Cloud Disaster Recovery

A disaster is an unforeseen event in a system lifetime. It can be caused by natural disaster (earthquake, climate change or tsunami), human errors or hardware/software failures.

This in turn can lead to serious financial loss or even death. As a result, the major objective of Cloud Disaster Recovery (DR) is to provide an organization with automated and reliable approach(es) to data recovery and failover in the event of a man-made or natural catastrophe.

A model of a disaster recover system is presented in the figure below.

A Model of Disaster Recovery System

A Model of Disaster Recovery System

The definitions of Cloud Disaster Recovery are as follows:

  • Techopedia defines cloud disaster recovery as a service that enables the backup and recovery of remote machines on a cloud-based platform.
  • Techtarget defines cloud disaster as a backup and restore strategy that involves storing and maintaining copies of electronic records in a cloud computing environment as a security measure.

Cloud DR is an Infrastructure-as-a-Service (IaaS) solution that provisions backup and recovery for critical dedicated server machines hosting enterprise-level data applications, (for example, Oracle, MySQL), located on a remote offsite cloud server.

A cloud disaster recovery system is often structured in a distributed computing, centralized storage manner to ensure ready availability of application and the security of data. Disaster recovery can be categorized into three levels based on different requirements. These include data-level, system level and application-level disaster recovery.

Data-level disaster recovery is the most fundamental among all others and guarantees the security of the application data. System level disaster recovery disaster makes recovery for operating system of application server as short as possible.

System level disaster recovery ensures recovery occurs in real-time relieving the users of the feel that any disaster occurred.

Disaster Recovery Requirements

Five major requirements, including Recovery Point Objective (RPO) , Recovery Time Objective (RTO), performance, consistency and geographical separation are discussed here.

These requirements are influenced by factors like actual cost of system downtime or data loss, correctness and application performance:

Recovery Point Objective (RPO)

The RPO of a DR system depicts the point in time of the most recent backup prior to the event of a disaster or failure. RPO is affected by a business decision, either to allows a no data loss for some applications via a continuous synchronous replication process with RPO=0, while on the other hand, it permits some level of data loss for some other applications, which could range from a few seconds to days as the case may be.

Recovery Time Objective (RTO)

The RTO is an impertinent business decision that determines the duration it takes an application to be restored back online in the event of a failure.

This includes the required time for failure detection, configure any required servers in the backup site (virtual or physical), initialize the failed application, and perform the network reconfiguration required to reroute requests from the original site to the backup site so the application can be used.

The application type and backup technique determine the process to be executed next. Such processes may include the verification of the integrity of state or performing application specific data restore operations and require careful scheduling of recovery tasks to be done efficiently.

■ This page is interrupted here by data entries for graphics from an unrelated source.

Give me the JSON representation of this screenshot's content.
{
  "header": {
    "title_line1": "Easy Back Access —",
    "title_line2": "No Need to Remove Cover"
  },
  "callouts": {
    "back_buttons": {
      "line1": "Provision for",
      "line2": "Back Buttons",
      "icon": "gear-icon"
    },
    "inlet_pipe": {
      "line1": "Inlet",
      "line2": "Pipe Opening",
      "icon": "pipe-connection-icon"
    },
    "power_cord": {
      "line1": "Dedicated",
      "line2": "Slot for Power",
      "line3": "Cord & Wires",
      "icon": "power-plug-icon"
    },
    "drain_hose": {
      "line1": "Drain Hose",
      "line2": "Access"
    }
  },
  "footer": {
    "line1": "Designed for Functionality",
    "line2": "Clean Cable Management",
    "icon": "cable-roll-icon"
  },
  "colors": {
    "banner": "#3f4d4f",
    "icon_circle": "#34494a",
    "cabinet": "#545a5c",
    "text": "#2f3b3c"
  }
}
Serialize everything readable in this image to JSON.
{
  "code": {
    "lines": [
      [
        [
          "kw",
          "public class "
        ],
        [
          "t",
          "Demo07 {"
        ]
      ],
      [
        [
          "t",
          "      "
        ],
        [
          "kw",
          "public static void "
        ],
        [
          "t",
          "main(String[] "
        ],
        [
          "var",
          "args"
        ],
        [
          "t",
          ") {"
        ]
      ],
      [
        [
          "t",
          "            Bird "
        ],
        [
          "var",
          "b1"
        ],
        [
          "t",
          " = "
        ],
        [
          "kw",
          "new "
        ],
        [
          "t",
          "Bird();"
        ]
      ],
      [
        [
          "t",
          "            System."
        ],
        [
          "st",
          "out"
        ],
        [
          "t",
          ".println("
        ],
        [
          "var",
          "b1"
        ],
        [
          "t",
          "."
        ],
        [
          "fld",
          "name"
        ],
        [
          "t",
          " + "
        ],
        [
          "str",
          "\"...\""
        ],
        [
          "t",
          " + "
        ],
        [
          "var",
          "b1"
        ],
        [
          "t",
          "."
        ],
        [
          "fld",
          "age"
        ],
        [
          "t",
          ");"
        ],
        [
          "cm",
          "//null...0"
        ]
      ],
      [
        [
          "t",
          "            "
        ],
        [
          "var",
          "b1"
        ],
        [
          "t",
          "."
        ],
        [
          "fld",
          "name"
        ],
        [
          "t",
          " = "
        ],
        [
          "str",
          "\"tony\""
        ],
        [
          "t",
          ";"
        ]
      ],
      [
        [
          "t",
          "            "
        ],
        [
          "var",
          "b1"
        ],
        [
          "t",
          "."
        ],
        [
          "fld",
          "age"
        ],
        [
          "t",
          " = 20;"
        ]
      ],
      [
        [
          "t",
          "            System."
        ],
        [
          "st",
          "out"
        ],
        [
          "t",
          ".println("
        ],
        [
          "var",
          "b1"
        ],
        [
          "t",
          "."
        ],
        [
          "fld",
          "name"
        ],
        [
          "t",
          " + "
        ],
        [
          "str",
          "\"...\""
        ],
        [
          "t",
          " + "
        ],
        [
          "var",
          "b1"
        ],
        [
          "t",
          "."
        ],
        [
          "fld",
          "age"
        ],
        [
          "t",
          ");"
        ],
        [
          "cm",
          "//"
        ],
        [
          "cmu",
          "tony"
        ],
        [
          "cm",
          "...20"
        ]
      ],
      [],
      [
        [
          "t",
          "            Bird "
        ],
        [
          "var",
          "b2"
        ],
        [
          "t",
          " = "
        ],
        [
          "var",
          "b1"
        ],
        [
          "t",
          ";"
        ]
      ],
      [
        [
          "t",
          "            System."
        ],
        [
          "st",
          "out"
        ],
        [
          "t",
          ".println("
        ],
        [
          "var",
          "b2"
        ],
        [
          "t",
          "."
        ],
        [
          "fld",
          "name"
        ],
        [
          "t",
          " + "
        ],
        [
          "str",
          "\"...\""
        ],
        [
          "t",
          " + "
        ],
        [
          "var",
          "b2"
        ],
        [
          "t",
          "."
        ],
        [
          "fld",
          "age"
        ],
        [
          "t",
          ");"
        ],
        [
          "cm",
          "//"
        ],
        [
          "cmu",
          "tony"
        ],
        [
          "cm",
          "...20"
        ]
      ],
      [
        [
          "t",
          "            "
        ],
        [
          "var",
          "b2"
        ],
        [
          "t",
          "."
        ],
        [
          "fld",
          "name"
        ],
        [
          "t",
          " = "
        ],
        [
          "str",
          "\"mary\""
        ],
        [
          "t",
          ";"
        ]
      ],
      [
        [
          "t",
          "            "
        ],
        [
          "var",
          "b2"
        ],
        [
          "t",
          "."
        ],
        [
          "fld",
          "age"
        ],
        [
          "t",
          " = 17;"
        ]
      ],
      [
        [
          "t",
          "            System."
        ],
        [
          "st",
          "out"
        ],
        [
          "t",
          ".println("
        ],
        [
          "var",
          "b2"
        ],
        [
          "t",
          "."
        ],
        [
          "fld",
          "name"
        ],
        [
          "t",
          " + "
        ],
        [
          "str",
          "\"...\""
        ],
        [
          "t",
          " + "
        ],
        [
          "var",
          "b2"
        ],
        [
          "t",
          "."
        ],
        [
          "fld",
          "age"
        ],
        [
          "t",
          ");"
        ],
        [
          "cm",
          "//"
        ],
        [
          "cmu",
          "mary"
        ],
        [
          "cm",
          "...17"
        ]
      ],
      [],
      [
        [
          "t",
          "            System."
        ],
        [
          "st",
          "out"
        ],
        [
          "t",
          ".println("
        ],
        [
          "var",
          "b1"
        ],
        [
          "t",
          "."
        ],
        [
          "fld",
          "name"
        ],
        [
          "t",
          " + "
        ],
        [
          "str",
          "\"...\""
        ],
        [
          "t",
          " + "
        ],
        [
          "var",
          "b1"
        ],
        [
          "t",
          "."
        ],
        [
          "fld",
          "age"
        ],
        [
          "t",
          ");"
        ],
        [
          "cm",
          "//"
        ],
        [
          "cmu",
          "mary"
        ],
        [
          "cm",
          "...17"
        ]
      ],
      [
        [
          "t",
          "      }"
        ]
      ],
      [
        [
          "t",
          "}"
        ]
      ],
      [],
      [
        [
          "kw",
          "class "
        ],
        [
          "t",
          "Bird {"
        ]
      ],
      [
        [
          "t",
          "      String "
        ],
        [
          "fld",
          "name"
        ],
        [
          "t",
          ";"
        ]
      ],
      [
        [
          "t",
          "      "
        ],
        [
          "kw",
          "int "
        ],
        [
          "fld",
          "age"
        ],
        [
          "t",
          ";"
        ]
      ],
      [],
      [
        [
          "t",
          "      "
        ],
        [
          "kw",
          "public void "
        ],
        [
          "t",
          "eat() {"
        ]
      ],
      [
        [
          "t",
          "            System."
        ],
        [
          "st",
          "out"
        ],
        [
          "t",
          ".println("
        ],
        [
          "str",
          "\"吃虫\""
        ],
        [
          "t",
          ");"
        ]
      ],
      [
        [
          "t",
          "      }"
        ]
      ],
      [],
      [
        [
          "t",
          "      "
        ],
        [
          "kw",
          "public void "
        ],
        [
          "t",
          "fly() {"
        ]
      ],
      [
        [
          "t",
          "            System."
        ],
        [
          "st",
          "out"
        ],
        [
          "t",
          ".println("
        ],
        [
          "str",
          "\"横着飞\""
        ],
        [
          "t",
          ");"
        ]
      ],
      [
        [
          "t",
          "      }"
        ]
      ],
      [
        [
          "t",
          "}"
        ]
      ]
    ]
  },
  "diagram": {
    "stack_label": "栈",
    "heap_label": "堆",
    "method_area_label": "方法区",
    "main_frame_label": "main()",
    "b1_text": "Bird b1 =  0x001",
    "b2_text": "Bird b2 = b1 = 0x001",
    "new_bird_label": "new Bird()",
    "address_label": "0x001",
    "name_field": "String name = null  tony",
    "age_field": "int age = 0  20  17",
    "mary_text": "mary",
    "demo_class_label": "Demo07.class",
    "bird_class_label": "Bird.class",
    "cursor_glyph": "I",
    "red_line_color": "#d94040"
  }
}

It should be noted that a very low RTO ensures continuous running of business such that an application seamlessly continues to run despite a disaster.

Performance

Disaster recovery service must allows a minimal impact on the performance of each application being protected under failure-free operation for it to be useful.

The impact of DR on performance can be direct or indirect. Direct impact involves operations like synchronous replication that allows application write not to return until it is committed remotely.

However, with indirect impact, disk and network bandwidth resources are consumed which could have otherwise been used by the application.

Consistency

This ensures that an application regains a consistent state after a failure occurs. To achieve this, the DR mechanism often requires application-specific settings that guarantee proper replication of all relevant state of the application on the backup site.

Similarly, the DR system assumes a consistent copy of the pertinent state of an application to be made available on disk, and leverage on a disk replication scheme to create consistent copies at the desktop site.

Geographic Separation

This ensures that both the primary and backup sites are located at separate geographical locations such that they are not affected by a single or similar disaster at the same time.

This requirement is challenged by higher WAN bandwidth costs due to increased distance and greater network latency.